Hannah, I praise and thank the Lord for His care. I had the opportunity to pray with Shifrah for her before she started responding and what a relief it was to hear she was doing fine! Thank you for sharing your story and thank the Lord that He is giving her time so she can be for Him! Your experience really encourages me to thank Him for His all inclusive care and for every day He grants us with our kids!

Samuel said...

I don't think I will ever forget coming home, and hearing Vanessa tell me "there's been a terrible accident with Caroline."
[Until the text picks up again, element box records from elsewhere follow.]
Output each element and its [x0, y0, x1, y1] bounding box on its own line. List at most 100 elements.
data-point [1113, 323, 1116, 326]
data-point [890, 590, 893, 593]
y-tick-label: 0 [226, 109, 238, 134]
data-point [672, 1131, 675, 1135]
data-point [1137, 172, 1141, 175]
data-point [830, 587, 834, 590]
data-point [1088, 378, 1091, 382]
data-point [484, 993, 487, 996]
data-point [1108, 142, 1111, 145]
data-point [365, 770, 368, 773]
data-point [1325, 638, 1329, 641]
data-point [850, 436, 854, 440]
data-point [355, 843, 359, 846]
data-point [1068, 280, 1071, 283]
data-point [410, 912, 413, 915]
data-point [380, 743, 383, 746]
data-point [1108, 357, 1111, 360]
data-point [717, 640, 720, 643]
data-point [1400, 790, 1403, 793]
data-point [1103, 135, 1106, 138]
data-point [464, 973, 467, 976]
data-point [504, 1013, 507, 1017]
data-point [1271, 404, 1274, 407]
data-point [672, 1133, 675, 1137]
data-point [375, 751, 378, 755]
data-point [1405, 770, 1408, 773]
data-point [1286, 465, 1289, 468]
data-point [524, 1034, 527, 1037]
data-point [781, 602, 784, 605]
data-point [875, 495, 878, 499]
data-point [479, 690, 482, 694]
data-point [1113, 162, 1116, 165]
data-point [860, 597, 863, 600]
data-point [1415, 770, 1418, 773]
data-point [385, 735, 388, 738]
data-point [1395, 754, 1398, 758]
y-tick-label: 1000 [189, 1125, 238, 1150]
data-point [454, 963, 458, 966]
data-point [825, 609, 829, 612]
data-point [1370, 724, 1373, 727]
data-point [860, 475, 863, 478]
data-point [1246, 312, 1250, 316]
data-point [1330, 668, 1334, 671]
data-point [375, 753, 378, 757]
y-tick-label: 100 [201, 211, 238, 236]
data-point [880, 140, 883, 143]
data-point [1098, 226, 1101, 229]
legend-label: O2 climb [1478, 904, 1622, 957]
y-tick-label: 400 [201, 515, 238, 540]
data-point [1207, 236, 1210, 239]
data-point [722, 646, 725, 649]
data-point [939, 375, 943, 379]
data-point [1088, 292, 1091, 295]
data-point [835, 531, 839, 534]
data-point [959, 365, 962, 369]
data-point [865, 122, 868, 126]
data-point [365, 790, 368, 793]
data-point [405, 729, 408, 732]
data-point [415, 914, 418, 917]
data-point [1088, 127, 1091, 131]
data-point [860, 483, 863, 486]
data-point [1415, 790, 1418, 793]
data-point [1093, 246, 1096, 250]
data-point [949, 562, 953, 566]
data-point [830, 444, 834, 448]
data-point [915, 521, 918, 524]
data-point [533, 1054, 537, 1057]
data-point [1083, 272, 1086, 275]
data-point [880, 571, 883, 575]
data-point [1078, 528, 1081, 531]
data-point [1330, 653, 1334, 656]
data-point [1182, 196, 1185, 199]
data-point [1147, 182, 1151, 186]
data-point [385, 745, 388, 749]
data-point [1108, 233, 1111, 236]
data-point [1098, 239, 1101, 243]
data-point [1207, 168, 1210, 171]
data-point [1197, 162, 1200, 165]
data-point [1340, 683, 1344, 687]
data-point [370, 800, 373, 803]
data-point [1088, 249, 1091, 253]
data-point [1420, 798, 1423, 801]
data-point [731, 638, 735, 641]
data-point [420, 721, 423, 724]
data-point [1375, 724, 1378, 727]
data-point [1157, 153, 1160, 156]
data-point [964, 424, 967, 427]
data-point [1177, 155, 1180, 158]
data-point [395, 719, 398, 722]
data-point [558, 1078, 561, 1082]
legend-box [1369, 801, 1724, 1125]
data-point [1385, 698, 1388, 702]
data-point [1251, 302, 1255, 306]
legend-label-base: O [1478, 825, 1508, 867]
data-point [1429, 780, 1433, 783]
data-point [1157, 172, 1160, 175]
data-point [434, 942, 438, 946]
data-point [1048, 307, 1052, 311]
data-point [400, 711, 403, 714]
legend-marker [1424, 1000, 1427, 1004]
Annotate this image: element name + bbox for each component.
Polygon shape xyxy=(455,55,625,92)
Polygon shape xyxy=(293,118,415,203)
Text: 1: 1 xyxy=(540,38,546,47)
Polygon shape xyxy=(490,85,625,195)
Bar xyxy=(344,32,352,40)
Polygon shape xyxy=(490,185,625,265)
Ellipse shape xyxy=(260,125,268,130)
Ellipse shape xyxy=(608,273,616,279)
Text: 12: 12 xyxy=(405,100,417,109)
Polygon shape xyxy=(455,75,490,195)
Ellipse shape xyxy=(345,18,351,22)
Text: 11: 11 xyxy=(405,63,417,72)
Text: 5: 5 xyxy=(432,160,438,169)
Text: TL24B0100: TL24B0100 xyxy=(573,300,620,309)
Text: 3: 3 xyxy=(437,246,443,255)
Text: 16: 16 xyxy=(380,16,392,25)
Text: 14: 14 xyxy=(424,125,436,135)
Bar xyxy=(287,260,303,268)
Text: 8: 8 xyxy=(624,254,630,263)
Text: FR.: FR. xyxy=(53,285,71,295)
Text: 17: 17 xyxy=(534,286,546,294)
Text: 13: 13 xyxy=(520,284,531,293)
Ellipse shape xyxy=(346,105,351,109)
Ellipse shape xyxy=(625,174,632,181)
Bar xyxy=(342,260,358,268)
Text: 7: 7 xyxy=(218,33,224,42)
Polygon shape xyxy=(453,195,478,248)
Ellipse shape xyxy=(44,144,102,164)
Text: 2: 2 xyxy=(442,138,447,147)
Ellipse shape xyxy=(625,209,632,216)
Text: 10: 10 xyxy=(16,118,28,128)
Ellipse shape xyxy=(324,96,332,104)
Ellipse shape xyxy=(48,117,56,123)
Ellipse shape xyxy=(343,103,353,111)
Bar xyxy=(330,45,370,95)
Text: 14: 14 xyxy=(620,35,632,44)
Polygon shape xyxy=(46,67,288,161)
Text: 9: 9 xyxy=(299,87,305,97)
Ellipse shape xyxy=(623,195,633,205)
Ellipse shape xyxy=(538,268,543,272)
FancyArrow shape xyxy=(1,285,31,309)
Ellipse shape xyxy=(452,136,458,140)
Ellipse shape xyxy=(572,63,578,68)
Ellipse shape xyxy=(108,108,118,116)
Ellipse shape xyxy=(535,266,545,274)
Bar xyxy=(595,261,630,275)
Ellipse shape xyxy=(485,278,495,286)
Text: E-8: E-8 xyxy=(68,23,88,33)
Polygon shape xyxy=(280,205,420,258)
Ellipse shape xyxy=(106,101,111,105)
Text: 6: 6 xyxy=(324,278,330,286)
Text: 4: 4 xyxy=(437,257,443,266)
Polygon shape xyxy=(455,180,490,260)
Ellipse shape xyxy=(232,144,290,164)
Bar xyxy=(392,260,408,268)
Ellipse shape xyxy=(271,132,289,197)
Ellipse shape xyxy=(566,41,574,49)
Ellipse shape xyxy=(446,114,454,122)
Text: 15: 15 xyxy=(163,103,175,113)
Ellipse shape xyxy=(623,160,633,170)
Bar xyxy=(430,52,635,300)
What a terrible yet ultimately joyful experience you all have been through. Thank you Lord indeed.

Stephen said...

Hi Tim and Hanna,

Words cannot express how thankful we are to the Lord that Caroline is OK. We are glad to know that our prayers were answered and she has made a full recovery. Thank you for taking the time to share the details of your harrowing experience in your blog. LIfe is truly fragile.

Love to you all,

The Bellinghams

Unknown said...

Praise the Lord!!!!
Don't you just want to meet that Angel of mercy that was at her side? Her recovery is truly nothing short of miraculous.
I'm sure you're holding all of them just a little tighter these days. May His blessings continue to rain on you!

Unknown said...

Oh my gosh. I am crying and crying. How scary. I am so thankful that she is ok. I am thanking Jesus with you.

Sarah Chappelle said...
This comment has been removed by the author.
Sarah Chappelle said...

Beautiful retelling of an unimaginably horrific experience. Thank you for sharing. I'm reading this with my kids as well for their benefit and future vigilance.
Much love to all of you!! Praise our dear Lord for His mercy and grace.

News From Our Nest said...

Hi.
I was blog hopping and came across this blog. This weekend we are about to attend a cookout with an undergound pool. My son is three and not a very sturdy swimmer so after reading this I will be extra careful to watch him like a hawk. I can't thank you enough for sharing this story, I know it must have been the worse day of your life but hopefully it serves as a life lesson to many other parents.